映画とは何か。彼の言葉は示唆に富んでいる。破壊的な時代には、破壊に匹敵するような創造の革命が必要とされる。暗闇に向かい、新しい旋律を生み出すこと。この時代を生き延びる個人が、身の丈に合ったかたちで、あるいは少しだけ背伸びをしながら、その姿勢をみせること。そうして生み出される旋律の集合体が、「アワーミュージック」なのかもしれない。

*****

出会えてよかったと思える作品だった。繰り返し鑑賞したくなるような。ただ、ほかのゴダール作品と同様、受けた印象を言葉にすることが難しい。とりあえず、今の時点で思い浮かんだことを書き留めておく。
posted by Ken-U at 23:20| Comment(2) | TrackBack(7) | 映画(フランス) | このブログの読者になる | 更新情報をチェックする
この記事へのコメント
こんにちは、TB・コメントありがとうございました。
「非対称性」という言葉を強調しているように、ゴダールはあくまでも(ポスト)モダニスト路線を押し進めていくようですね。いったん物事を断片まで分解して、その順列組み合わせから新たなものを創造するべしという、メッセージがあるようにも感じました。
ゴダール作品のほかの作品も、いずれは最近のものから見ていきたいと思います。
Posted by 丞相 at 2005年11月05日 10:17
丞相さん、わざわざこちらにまでコメントありがとうございます。

ゴダールの作品は、映像と言葉、音楽のコラージュで成り立ってますが、それが必ずしも順序だった物語の体裁をなしていないので、その意図を掴むことは難しくなってしまいますね。
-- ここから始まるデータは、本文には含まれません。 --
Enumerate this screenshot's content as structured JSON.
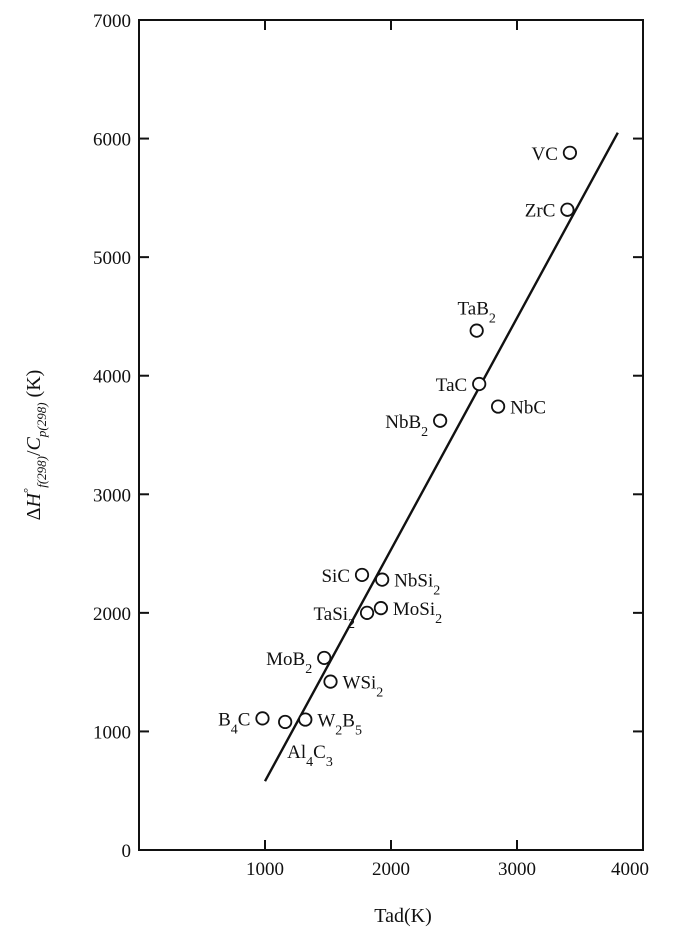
{
  "chart_data": {
    "type": "scatter",
    "xlabel": "Tad(K)",
    "ylabel": "ΔH°f(298)/Cp(298) (K)",
    "ylabel_parts": {
      "prefix": "Δ",
      "h": "H",
      "deg": "°",
      "f_sub": "f(298)",
      "slash": "/",
      "c": "C",
      "p_sub": "p(298)",
      "unit": " (K)"
    },
    "xlim": [
      0,
      4000
    ],
    "ylim": [
      0,
      7000
    ],
    "x_ticks": [
      1000,
      2000,
      3000,
      4000
    ],
    "x_tick_labels": [
      "1000",
      "2000",
      "3000",
      "4000"
    ],
    "y_ticks": [
      0,
      1000,
      2000,
      3000,
      4000,
      5000,
      6000,
      7000
    ],
    "y_tick_labels": [
      "0",
      "1000",
      "2000",
      "3000",
      "4000",
      "5000",
      "6000",
      "7000"
    ],
    "grid": false,
    "points": [
      {
        "label": "VC",
        "parts": [
          {
            "t": "VC"
          }
        ],
        "x": 3420,
        "y": 5880,
        "anchor": "end",
        "side": "left"
      },
      {
        "label": "ZrC",
        "parts": [
          {
            "t": "ZrC"
          }
        ],
        "x": 3400,
        "y": 5400,
        "anchor": "end",
        "side": "left"
      },
      {
        "label": "TaB2",
        "parts": [
          {
            "t": "TaB"
          },
          {
            "t": "2",
            "sub": true
          }
        ],
        "x": 2680,
        "y": 4380,
        "anchor": "middle",
        "side": "above"
      },
      {
        "label": "TaC",
        "parts": [
          {
            "t": "TaC"
          }
        ],
        "x": 2700,
        "y": 3930,
        "anchor": "end",
        "side": "left"
      },
      {
        "label": "NbC",
        "parts": [
          {
            "t": "NbC"
          }
        ],
        "x": 2850,
        "y": 3740,
        "anchor": "start",
        "side": "right"
      },
      {
        "label": "NbB2",
        "parts": [
          {
            "t": "NbB"
          },
          {
            "t": "2",
            "sub": true
          }
        ],
        "x": 2390,
        "y": 3620,
        "anchor": "end",
        "side": "left"
      },
      {
        "label": "SiC",
        "parts": [
          {
            "t": "SiC"
          }
        ],
        "x": 1770,
        "y": 2320,
        "anchor": "end",
        "side": "left"
      },
      {
        "label": "NbSi2",
        "parts": [
          {
            "t": "NbSi"
          },
          {
            "t": "2",
            "sub": true
          }
        ],
        "x": 1930,
        "y": 2280,
        "anchor": "start",
        "side": "right"
      },
      {
        "label": "TaSi2",
        "parts": [
          {
            "t": "TaSi"
          },
          {
            "t": "2",
            "sub": true
          }
        ],
        "x": 1810,
        "y": 2000,
        "anchor": "end",
        "side": "left"
      },
      {
        "label": "MoSi2",
        "parts": [
          {
            "t": "MoSi"
          },
          {
            "t": "2",
            "sub": true
          }
        ],
        "x": 1920,
        "y": 2040,
        "anchor": "start",
        "side": "right"
      },
      {
        "label": "MoB2",
        "parts": [
          {
            "t": "MoB"
          },
          {
            "t": "2",
            "sub": true
          }
        ],
        "x": 1470,
        "y": 1620,
        "anchor": "end",
        "side": "left"
      },
      {
        "label": "WSi2",
        "parts": [
          {
            "t": "WSi"
          },
          {
            "t": "2",
            "sub": true
          }
        ],
        "x": 1520,
        "y": 1420,
        "anchor": "start",
        "side": "right"
      },
      {
        "label": "B4C",
        "parts": [
          {
            "t": "B"
          },
          {
            "t": "4",
            "sub": true
          },
          {
            "t": "C"
          }
        ],
        "x": 980,
        "y": 1110,
        "anchor": "end",
        "side": "left"
      },
      {
        "label": "W2B5",
        "parts": [
          {
            "t": "W"
          },
          {
            "t": "2",
            "sub": true
          },
          {
            "t": "B"
          },
          {
            "t": "5",
            "sub": true
          }
        ],
        "x": 1320,
        "y": 1100,
        "anchor": "start",
        "side": "right"
      },
      {
        "label": "Al4C3",
        "parts": [
          {
            "t": "Al"
          },
          {
            "t": "4",
            "sub": true
          },
          {
            "t": "C"
          },
          {
            "t": "3",
            "sub": true
          }
        ],
        "x": 1160,
        "y": 1080,
        "anchor": "start",
        "side": "below"
      }
    ],
    "fit_line": {
      "x": [
        1000,
        3800
      ],
      "y": [
        580,
        6050
      ]
    }
  }
}
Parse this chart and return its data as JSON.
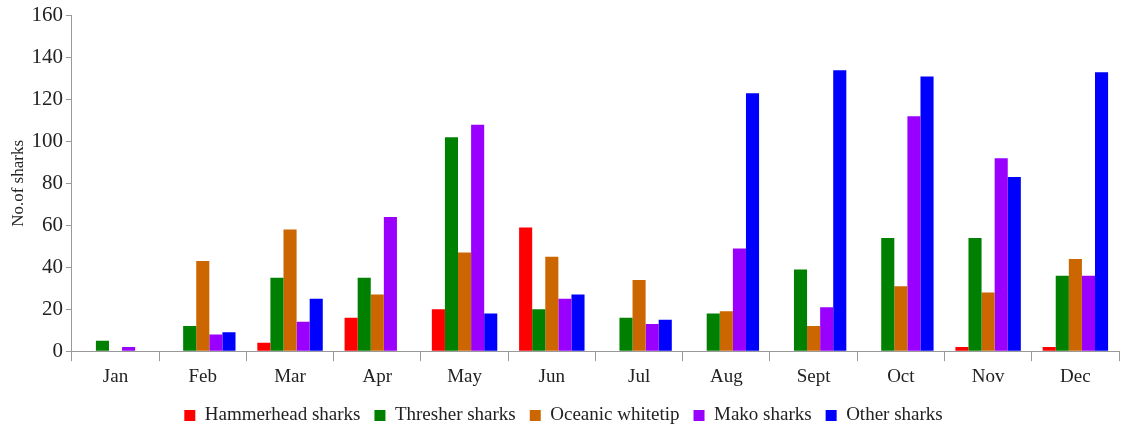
{
  "chart_data": {
    "type": "bar",
    "ylabel": "No.of sharks",
    "categories": [
      "Jan",
      "Feb",
      "Mar",
      "Apr",
      "May",
      "Jun",
      "Jul",
      "Aug",
      "Sept",
      "Oct",
      "Nov",
      "Dec"
    ],
    "series": [
      {
        "name": "Hammerhead sharks",
        "color": "#ff0000",
        "values": [
          0,
          0,
          4,
          16,
          20,
          59,
          0,
          0,
          0,
          0,
          2,
          2
        ]
      },
      {
        "name": "Thresher sharks",
        "color": "#008000",
        "values": [
          5,
          12,
          35,
          35,
          102,
          20,
          16,
          18,
          39,
          54,
          54,
          36
        ]
      },
      {
        "name": "Oceanic whitetip",
        "color": "#cc6600",
        "values": [
          0,
          43,
          58,
          27,
          47,
          45,
          34,
          19,
          12,
          31,
          28,
          44
        ]
      },
      {
        "name": "Mako sharks",
        "color": "#9900ff",
        "values": [
          2,
          8,
          14,
          64,
          108,
          25,
          13,
          49,
          21,
          112,
          92,
          36
        ]
      },
      {
        "name": "Other sharks",
        "color": "#0000ff",
        "values": [
          0,
          9,
          25,
          0,
          18,
          27,
          15,
          123,
          134,
          131,
          83,
          133
        ]
      }
    ],
    "ylim": [
      0,
      160
    ],
    "yticks": [
      0,
      20,
      40,
      60,
      80,
      100,
      120,
      140,
      160
    ],
    "grid": false,
    "legend": "bottom"
  }
}
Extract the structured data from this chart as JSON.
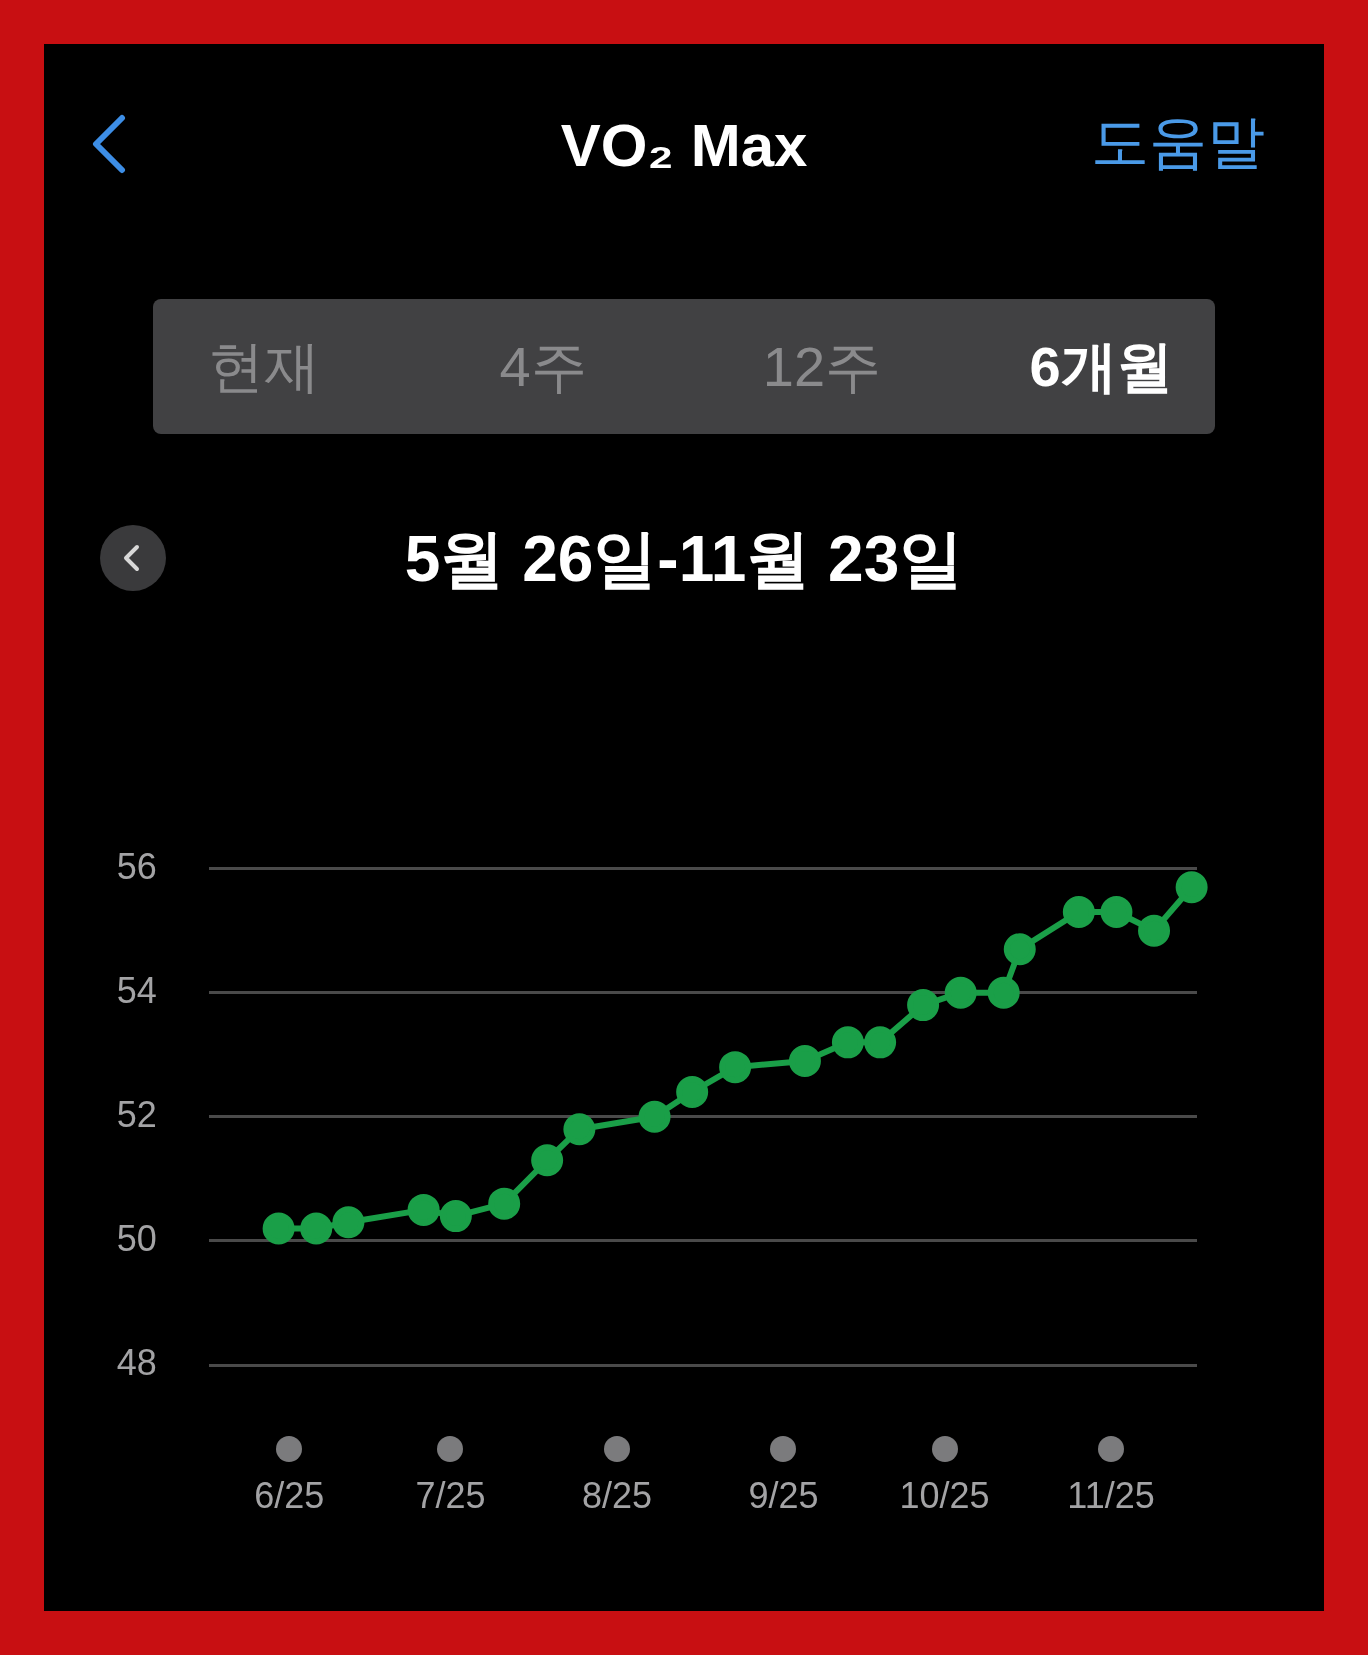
{
  "chart_data": {
    "type": "line",
    "title": "VO₂ Max",
    "subtitle": "5월 26일-11월 23일",
    "annotations": [
      "도움말",
      "현재",
      "4주",
      "12주",
      "6개월"
    ],
    "x": [
      "2025-05-30",
      "2025-06-06",
      "2025-06-12",
      "2025-06-26",
      "2025-07-02",
      "2025-07-11",
      "2025-07-19",
      "2025-07-25",
      "2025-08-08",
      "2025-08-15",
      "2025-08-23",
      "2025-09-05",
      "2025-09-13",
      "2025-09-19",
      "2025-09-27",
      "2025-10-04",
      "2025-10-12",
      "2025-10-15",
      "2025-10-26",
      "2025-11-02",
      "2025-11-09",
      "2025-11-16"
    ],
    "series": [
      {
        "color": "#1a9f48",
        "values": [
          50.2,
          50.2,
          50.3,
          50.5,
          50.4,
          50.6,
          51.3,
          51.8,
          52.0,
          52.4,
          52.8,
          52.9,
          53.2,
          53.2,
          53.8,
          54.0,
          54.0,
          54.7,
          55.3,
          55.3,
          55.0,
          55.7
        ]
      }
    ],
    "xlim": [
      "2025-05-17",
      "2025-11-17"
    ],
    "xticks": [
      {
        "value": "2025-06-01",
        "label": "6/25"
      },
      {
        "value": "2025-07-01",
        "label": "7/25"
      },
      {
        "value": "2025-08-01",
        "label": "8/25"
      },
      {
        "value": "2025-09-01",
        "label": "9/25"
      },
      {
        "value": "2025-10-01",
        "label": "10/25"
      },
      {
        "value": "2025-11-01",
        "label": "11/25"
      }
    ],
    "ylim": [
      48,
      56
    ],
    "yticks": [
      48,
      50,
      52,
      54,
      56
    ],
    "grid": "y",
    "marker": "circle",
    "line_style": "solid"
  }
}
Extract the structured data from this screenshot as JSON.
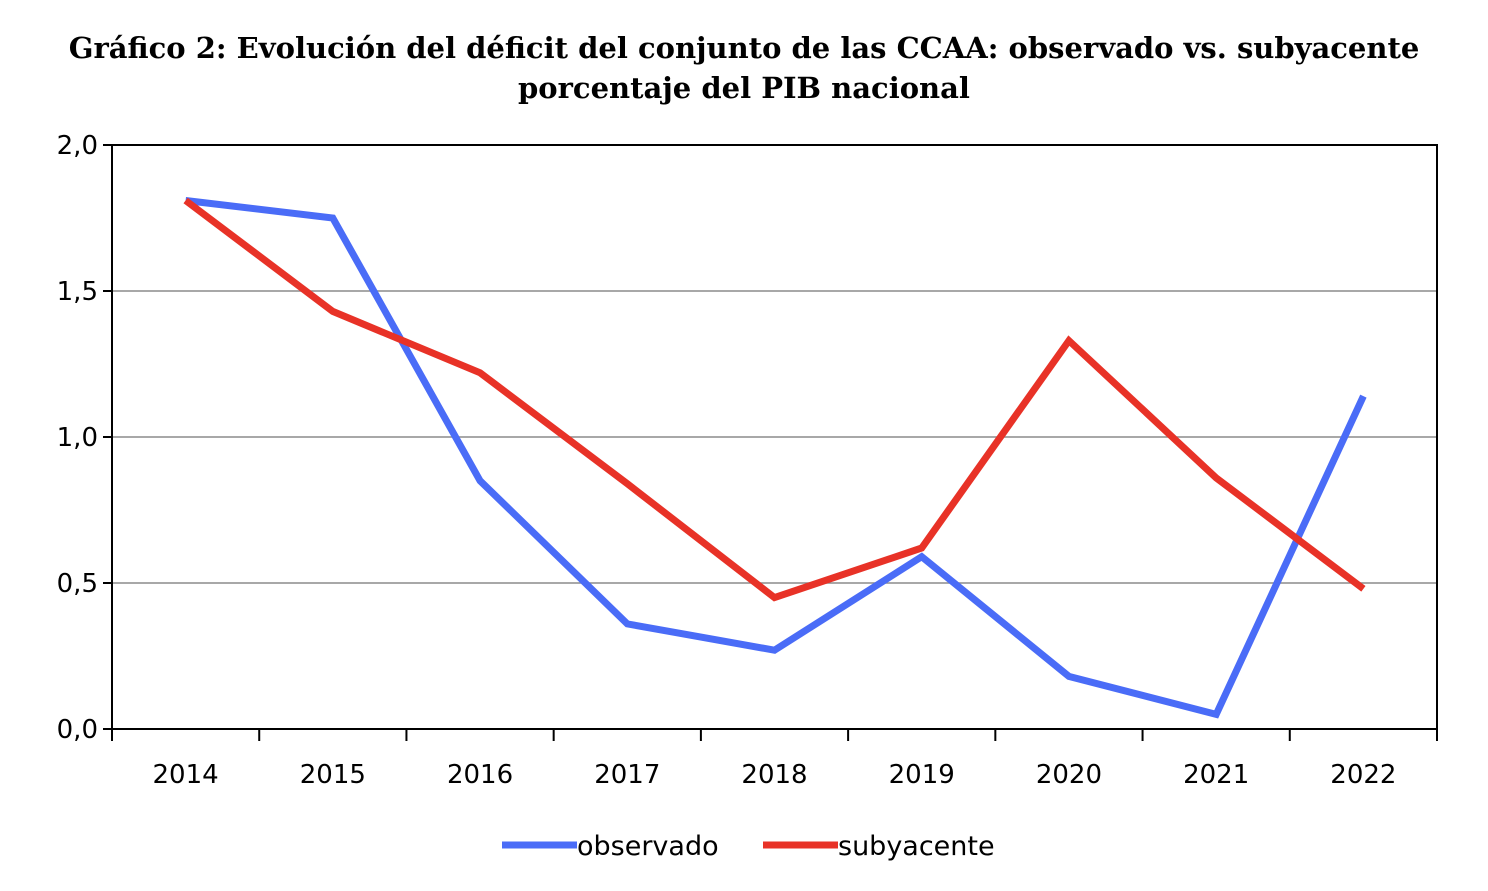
{
  "chart_data": {
    "type": "line",
    "title": "Gráfico 2: Evolución del déficit del conjunto de las CCAA: observado vs. subyacente",
    "subtitle": "porcentaje del PIB nacional",
    "xlabel": "",
    "ylabel": "",
    "categories": [
      "2014",
      "2015",
      "2016",
      "2017",
      "2018",
      "2019",
      "2020",
      "2021",
      "2022"
    ],
    "ylim": [
      0,
      2
    ],
    "yticks": [
      0,
      0.5,
      1,
      1.5,
      2
    ],
    "ytick_labels": [
      "0,0",
      "0,5",
      "1,0",
      "1,5",
      "2,0"
    ],
    "grid": true,
    "legend_position": "bottom",
    "series": [
      {
        "name": "observado",
        "color": "#4a6cf7",
        "values": [
          1.81,
          1.75,
          0.85,
          0.36,
          0.27,
          0.59,
          0.18,
          0.05,
          1.14
        ]
      },
      {
        "name": "subyacente",
        "color": "#e83227",
        "values": [
          1.81,
          1.43,
          1.22,
          0.84,
          0.45,
          0.62,
          1.33,
          0.86,
          0.48
        ]
      }
    ]
  }
}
この作品を観て思ったのは、これはいわゆる映画というよりも、音楽や詩に近いものなんじゃないかということなんですが、人間の闇、つまり無意識の領域に深くアプローチしながら何かを表現するために、ゴダールはこういったスタイルを選んだということなんでしょう。

暗闇の中に一筋の光を投射して、眼には見えないはずの映像を見せる。映画という装置は、原始の時代の洞窟に描かれた壁画にも似ているな、ということを感じました。この前鑑賞した港千尋展のせいもあると思いますが。

掴みづらい作品なだけに、いろいろと考えさせられてしまいます。おそらく繰り返し観るたびに、新しい発見があったり、理解を修正させられたりするんでしょう。たまにはこういう作品を鑑賞して刺激を受けるのもいいもんですね。